Wednesday, August 23, 2023

THE WASHINGTON POST on the Smithsonian's "Racial Brain Collection"

From Nicole Dungca and Claire Healy's 8-14-23 WASHINGTON POST article entitled "Revealing the Smithsonian's 'Racial Brain Collection'":

Most of the brains were removed upon death from Black and Indigenous people and other people of color. They are part of a collection of at least 30,700 human bones and other body parts still held by the Natural History Museum, the most-visited museum within the Smithsonian. The collection, one of the largest in the world, includes mummies, skulls, teeth and other body parts, representing an unknown number of people.

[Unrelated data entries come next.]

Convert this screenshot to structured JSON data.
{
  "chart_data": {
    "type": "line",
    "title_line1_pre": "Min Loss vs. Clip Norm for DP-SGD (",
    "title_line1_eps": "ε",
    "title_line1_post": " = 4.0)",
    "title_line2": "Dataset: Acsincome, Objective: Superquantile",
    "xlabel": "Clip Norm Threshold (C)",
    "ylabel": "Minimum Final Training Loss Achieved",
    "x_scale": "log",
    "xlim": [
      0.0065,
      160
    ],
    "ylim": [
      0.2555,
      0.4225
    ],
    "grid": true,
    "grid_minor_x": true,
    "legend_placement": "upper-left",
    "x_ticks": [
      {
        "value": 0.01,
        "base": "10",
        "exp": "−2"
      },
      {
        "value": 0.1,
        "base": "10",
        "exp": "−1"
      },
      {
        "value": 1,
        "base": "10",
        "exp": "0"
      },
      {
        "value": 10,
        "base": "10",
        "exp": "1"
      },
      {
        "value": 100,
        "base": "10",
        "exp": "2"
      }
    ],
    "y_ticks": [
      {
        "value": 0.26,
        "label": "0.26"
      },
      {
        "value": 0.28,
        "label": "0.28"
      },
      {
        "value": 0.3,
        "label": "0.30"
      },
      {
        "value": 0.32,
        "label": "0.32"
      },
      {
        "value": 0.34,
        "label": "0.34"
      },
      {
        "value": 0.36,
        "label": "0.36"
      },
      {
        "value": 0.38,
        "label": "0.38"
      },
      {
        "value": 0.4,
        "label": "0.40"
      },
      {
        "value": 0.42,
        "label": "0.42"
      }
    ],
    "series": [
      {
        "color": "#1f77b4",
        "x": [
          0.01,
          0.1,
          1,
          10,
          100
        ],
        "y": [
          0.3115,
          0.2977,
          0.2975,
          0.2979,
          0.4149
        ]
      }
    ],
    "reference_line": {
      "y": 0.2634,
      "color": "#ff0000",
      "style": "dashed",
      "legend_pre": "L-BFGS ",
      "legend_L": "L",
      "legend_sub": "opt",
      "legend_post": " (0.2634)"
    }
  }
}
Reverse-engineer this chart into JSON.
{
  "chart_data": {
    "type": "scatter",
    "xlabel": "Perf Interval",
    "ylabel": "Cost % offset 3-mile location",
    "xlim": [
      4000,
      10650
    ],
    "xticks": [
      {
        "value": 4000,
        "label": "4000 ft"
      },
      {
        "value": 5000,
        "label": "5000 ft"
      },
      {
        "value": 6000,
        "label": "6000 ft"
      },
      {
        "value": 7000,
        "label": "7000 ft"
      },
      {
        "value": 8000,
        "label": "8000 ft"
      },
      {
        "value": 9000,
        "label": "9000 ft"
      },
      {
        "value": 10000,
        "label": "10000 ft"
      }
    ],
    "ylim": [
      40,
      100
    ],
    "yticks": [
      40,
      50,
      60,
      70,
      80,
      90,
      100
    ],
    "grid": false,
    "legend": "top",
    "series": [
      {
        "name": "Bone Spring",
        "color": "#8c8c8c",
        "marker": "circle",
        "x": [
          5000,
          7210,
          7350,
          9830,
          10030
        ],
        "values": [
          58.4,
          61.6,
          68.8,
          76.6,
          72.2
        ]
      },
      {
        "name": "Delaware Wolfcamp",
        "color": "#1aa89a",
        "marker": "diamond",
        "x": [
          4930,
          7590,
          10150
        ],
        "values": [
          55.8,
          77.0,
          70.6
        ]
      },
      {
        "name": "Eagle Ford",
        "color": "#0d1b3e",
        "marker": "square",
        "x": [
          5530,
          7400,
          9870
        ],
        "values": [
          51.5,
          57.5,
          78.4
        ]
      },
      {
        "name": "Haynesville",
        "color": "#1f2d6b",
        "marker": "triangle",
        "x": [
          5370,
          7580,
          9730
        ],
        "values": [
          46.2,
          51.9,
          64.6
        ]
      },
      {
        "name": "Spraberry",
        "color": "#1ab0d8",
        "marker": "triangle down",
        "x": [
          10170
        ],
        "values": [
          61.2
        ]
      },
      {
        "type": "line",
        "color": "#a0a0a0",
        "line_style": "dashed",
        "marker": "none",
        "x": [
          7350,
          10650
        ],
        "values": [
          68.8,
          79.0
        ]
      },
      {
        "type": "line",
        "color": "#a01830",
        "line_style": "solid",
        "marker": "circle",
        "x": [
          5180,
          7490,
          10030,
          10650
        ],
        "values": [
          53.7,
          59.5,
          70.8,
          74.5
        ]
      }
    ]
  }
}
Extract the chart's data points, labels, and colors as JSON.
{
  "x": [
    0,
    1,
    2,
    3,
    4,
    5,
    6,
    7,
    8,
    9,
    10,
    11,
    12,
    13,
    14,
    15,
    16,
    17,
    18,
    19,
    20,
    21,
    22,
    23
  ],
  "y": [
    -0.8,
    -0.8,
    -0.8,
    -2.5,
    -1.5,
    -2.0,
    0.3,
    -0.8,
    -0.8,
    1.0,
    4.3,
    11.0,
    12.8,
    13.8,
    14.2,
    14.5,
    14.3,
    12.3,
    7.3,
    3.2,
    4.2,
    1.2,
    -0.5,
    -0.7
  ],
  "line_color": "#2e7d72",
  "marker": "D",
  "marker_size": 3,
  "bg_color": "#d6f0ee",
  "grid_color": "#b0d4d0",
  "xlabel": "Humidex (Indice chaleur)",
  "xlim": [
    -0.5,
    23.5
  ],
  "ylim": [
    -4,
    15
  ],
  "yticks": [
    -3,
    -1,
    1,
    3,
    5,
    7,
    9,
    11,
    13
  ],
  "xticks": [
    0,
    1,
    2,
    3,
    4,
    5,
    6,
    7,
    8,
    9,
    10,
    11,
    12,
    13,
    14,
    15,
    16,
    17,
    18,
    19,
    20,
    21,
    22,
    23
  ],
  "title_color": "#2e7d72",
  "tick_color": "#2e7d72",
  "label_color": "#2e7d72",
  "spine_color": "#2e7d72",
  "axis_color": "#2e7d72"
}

The remains are the unreconciled legacy of a grisly practice in which bodies and organs were taken from graveyards, battlefields, morgues and hospitals in more than 80 countries. The decades-long effort was financed and encouraged by the taxpayer-subsidized institution. The collection, which was mostly amassed by the early 1940s, has long been hidden from view. The Washington Post has assembled the most extensive analysis and accounting of the holdings to date.

The vast majority of the remains appear to have been gathered without consent from the individuals or their families, by researchers preying on people who were hospitalized, poor, or lacked immediate relatives to identify or bury them. In other cases, collectors, anthropologists and scientists dug up burial grounds and looted graves.

The Natural History Museum has lagged in its efforts to return the vast majority of the remains in its possession to descendants or cultural heirs, The Post’s investigation found. Of at least 268 brains collected by the museum, officials have repatriated only four.

The Smithsonian requires people with a personal interest or legal right to the remains to issue a formal request, a virtual impossibility for many would-be claimants, since they are unaware of the collection’s existence. A federal law mandates that the Smithsonian only inform Native American, Alaska Native or Native Hawaiian communities about any remains, leaving an estimated 15,000 body parts in limbo.